Ärzte Zeitung, 18.04.2016
 

Anlagen-kolumne

Abwarten lautet die Devise

Von Jens Ehrhardt

Abwarten lautet die Devise

Seit dem Stimmungstief zum Jahresanfang, welches auf die herben Kursrückgänge folgte, hat sich viel getan.

Inzwischen ist der Dax "nur" noch rund sechs Prozent im Minus, und nicht wenige Investoren dürften bald wieder das Gefühl verspüren, nach oben nichts verpassen zu wollen.

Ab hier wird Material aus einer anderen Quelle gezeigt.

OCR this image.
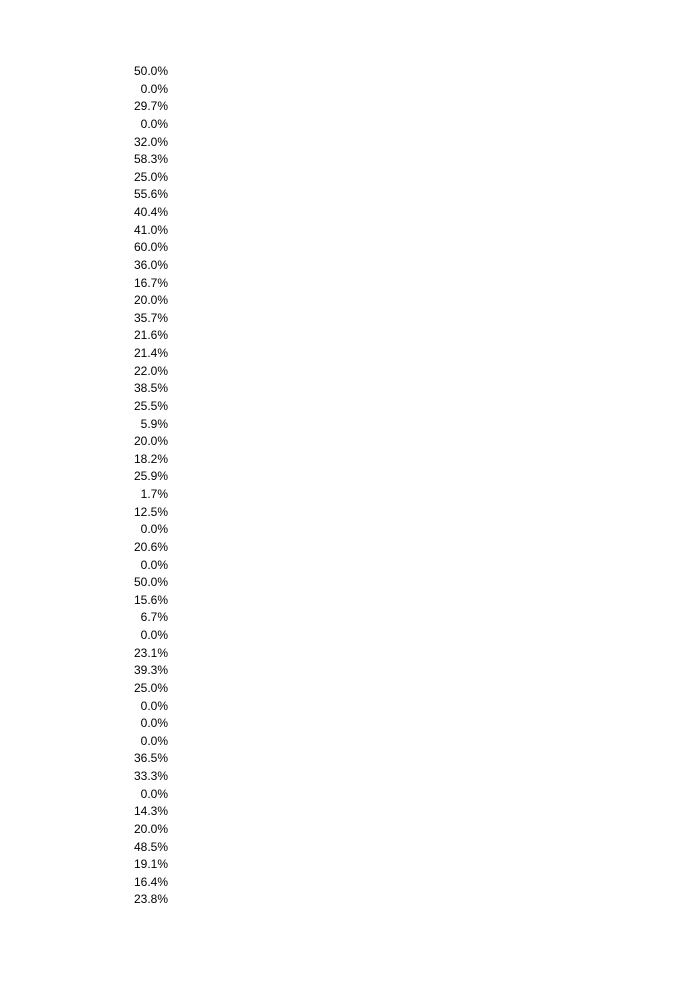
50.0%
0.0%
29.7%
0.0%
32.0%
58.3%
25.0%
55.6%
40.4%
41.0%
60.0%
36.0%
16.7%
20.0%
35.7%
21.6%
21.4%
22.0%
38.5%
25.5%
5.9%
20.0%
18.2%
25.9%
1.7%
12.5%
0.0%
20.6%
0.0%
50.0%
15.6%
6.7%
0.0%
23.1%
39.3%
25.0%
0.0%
0.0%
0.0%
36.5%
33.3%
0.0%
14.3%
20.0%
48.5%
19.1%
16.4%
23.8%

Im Moment ist die Lage noch sehr ausgeglichen und neutral. Während der Dax in Deutschland seit den Höchstkursen bei 12.400 Punkten auf 10.100 aktuell immer noch rund 18 Prozent verloren hat, stehen die USA nahe ihren Höchstkursen. Entsprechend optimistischer ist die Lage dort.

Die jüngste Erholung wurde insbesondere von drei Faktoren begünstigt. Dem steigenden Ölpreis, US-Konjukturdaten, die gegen eine Rezession sprechen, und deutlich besseren Makrodaten aus China. Alle drei Aspekte wurden zu Jahresanfang von den Investoren noch komplett unterschiedlich eingeschätzt.

Das Öl verzeichnet inzwischen allerdings so viele Investoren, die auf steigende Kurse spekulieren, wie selten zuvor.

Eine Beruhigung der jüngsten Preisanstiege erscheint ziemlich wahrscheinlich. Das könnte, wenn die gleiche Korrelation wie zuvor gilt, den Aktienmarkt belasten, weil dann wieder Sorgen über die Investitionstätigkeit in den Vordergrund rücken.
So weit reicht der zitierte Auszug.